Ok, MongoDB experts, please take a look at my collection:
[{
"_id" : "item_0",
"Name" : "Item 0",
"Description" : "Some description for this item...",
"Properties" : {
"a" : 5.0,
"b" : 0.0,
"c" : 6.0,
"d" : 6.0,
"e" : 2.0,
"f" : 0.0,
"g" : 9.0,
"h" : 3.0,
"i" : 4.0,
"j" : 5.0
}
},
{ // 5.000-10.000 more items... }
]
I am using this aggregate to multiply a set of selected properties (in this case a, b, c and d), to then sort them by their product:
{
"aggregate": "item",
"pipeline": [
{
"$project": {
"_id": 1,
"Name": 1,
"s": {
"$multiply": [
"$Properties.a",
"$Properties.b",
"$Properties.c",
"$Properties.d"
]
}
}
},
{
"$sort": {
"s": -1
}
},
{
"$limit": 100
}
]
}
Now this works fine and all, but when the number of items and properties increase the time to execute the aggregate will be increased a lot!
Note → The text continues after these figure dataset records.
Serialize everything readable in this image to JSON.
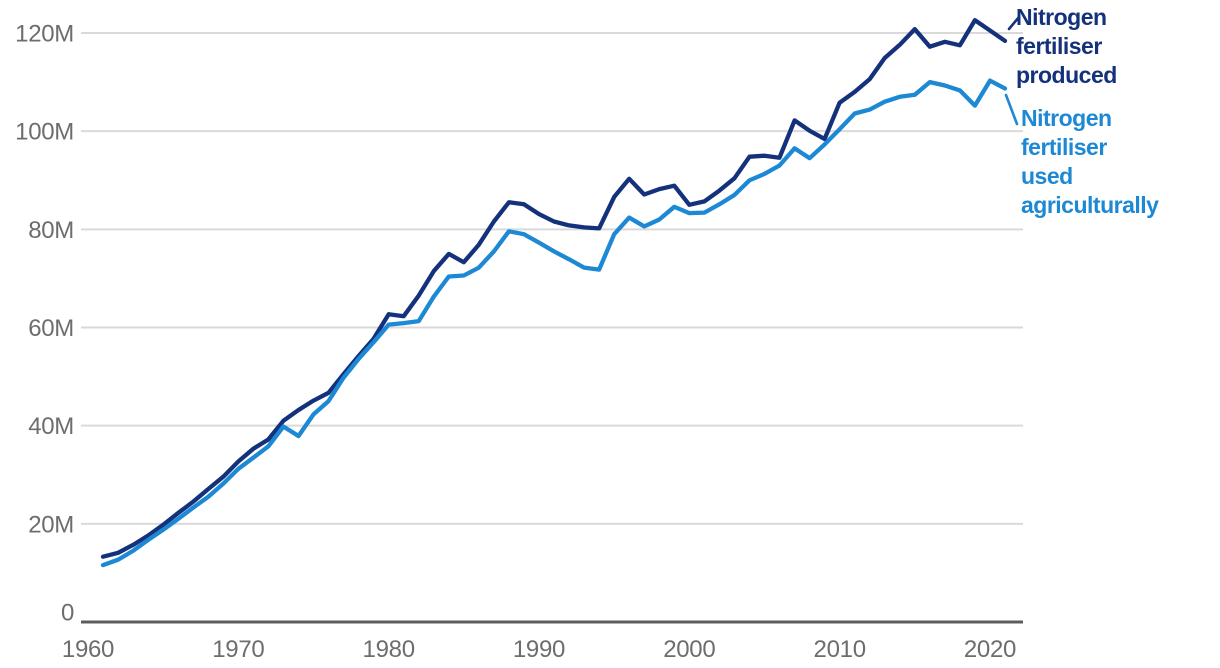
{
  "chart_data": {
    "type": "line",
    "grid": "horizontal",
    "legend_position": "right",
    "xlim": [
      1960,
      2022
    ],
    "ylim": [
      0,
      125
    ],
    "years": [
      1961,
      1962,
      1963,
      1964,
      1965,
      1966,
      1967,
      1968,
      1969,
      1970,
      1971,
      1972,
      1973,
      1974,
      1975,
      1976,
      1977,
      1978,
      1979,
      1980,
      1981,
      1982,
      1983,
      1984,
      1985,
      1986,
      1987,
      1988,
      1989,
      1990,
      1991,
      1992,
      1993,
      1994,
      1995,
      1996,
      1997,
      1998,
      1999,
      2000,
      2001,
      2002,
      2003,
      2004,
      2005,
      2006,
      2007,
      2008,
      2009,
      2010,
      2011,
      2012,
      2013,
      2014,
      2015,
      2016,
      2017,
      2018,
      2019,
      2020,
      2021
    ],
    "series": [
      {
        "name": "Nitrogen fertiliser produced",
        "legend_text": "Nitrogen\nfertiliser\nproduced",
        "color": "#14317c",
        "values": [
          13.3,
          14.1,
          15.7,
          17.6,
          19.8,
          22.2,
          24.5,
          27.1,
          29.6,
          32.7,
          35.3,
          37.2,
          41,
          43.2,
          45.1,
          46.7,
          50.5,
          54.2,
          57.7,
          62.7,
          62.3,
          66.5,
          71.5,
          75,
          73.3,
          76.9,
          81.6,
          85.5,
          85.1,
          83.1,
          81.6,
          80.8,
          80.4,
          80.2,
          86.6,
          90.3,
          87.1,
          88.2,
          88.9,
          85,
          85.7,
          87.9,
          90.4,
          94.8,
          95,
          94.6,
          102.2,
          100.1,
          98.4,
          105.8,
          108,
          110.6,
          114.9,
          117.6,
          120.8,
          117.2,
          118.2,
          117.5,
          122.6,
          120.5,
          118.4
        ]
      },
      {
        "name": "Nitrogen fertiliser used agriculturally",
        "legend_text": "Nitrogen\nfertiliser\nused\nagriculturally",
        "color": "#1d89d4",
        "values": [
          11.6,
          12.7,
          14.5,
          16.7,
          18.8,
          21,
          23.3,
          25.5,
          28.2,
          31.2,
          33.5,
          35.8,
          39.8,
          37.9,
          42.3,
          45,
          49.8,
          53.6,
          57,
          60.6,
          60.9,
          61.3,
          66.3,
          70.4,
          70.6,
          72.2,
          75.5,
          79.6,
          79,
          77.3,
          75.5,
          73.9,
          72.2,
          71.8,
          79,
          82.4,
          80.6,
          82,
          84.6,
          83.3,
          83.4,
          85.1,
          87,
          90,
          91.3,
          93,
          96.5,
          94.5,
          97.3,
          100.4,
          103.6,
          104.4,
          106,
          107,
          107.4,
          110,
          109.3,
          108.3,
          105.2,
          110.3,
          108.7
        ]
      }
    ],
    "y_ticks": [
      {
        "value": 0,
        "label": "0"
      },
      {
        "value": 20,
        "label": "20M"
      },
      {
        "value": 40,
        "label": "40M"
      },
      {
        "value": 60,
        "label": "60M"
      },
      {
        "value": 80,
        "label": "80M"
      },
      {
        "value": 100,
        "label": "100M"
      },
      {
        "value": 120,
        "label": "120M"
      }
    ],
    "x_ticks": [
      {
        "value": 1960,
        "label": "1960"
      },
      {
        "value": 1970,
        "label": "1970"
      },
      {
        "value": 1980,
        "label": "1980"
      },
      {
        "value": 1990,
        "label": "1990"
      },
      {
        "value": 2000,
        "label": "2000"
      },
      {
        "value": 2010,
        "label": "2010"
      },
      {
        "value": 2020,
        "label": "2020"
      }
    ],
    "colors": {
      "gridline": "#d9d9d9",
      "axis_baseline": "#5d5d5d",
      "tick_label": "#6d6d6d"
    }
  }
}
Is there any better way (more efficient) to achieve something like this? The search for the highest product (multiple of a set of properties) must be snappy. If there is a way to index this, with all different combinations of properties and have them cached or something? It’s OK that the indexing takes a while, as long as the querying is fast!
Thanks for any help in this matter, I appreciate it a lot!
Given your requirement for faster searching and efficiency, I think a better approach would be to use Map/Reduce with an output collection (at least until such time as the Aggregation Framework supports using a collection for output).
There are several advantages to using an output collection for your use case.
In particular:
You can use the
mergeoutput option for Map/Reduce to update calculations in your output collection (essentially, this would be your cache).Depending on how often your various properties are updated, I would investigate an incremental approach based on a “last updated” timestamp or some other criteria that allows you to determine when values need to be recalculated. This would allow you to keep the batch sizes more manageable as your collection grows.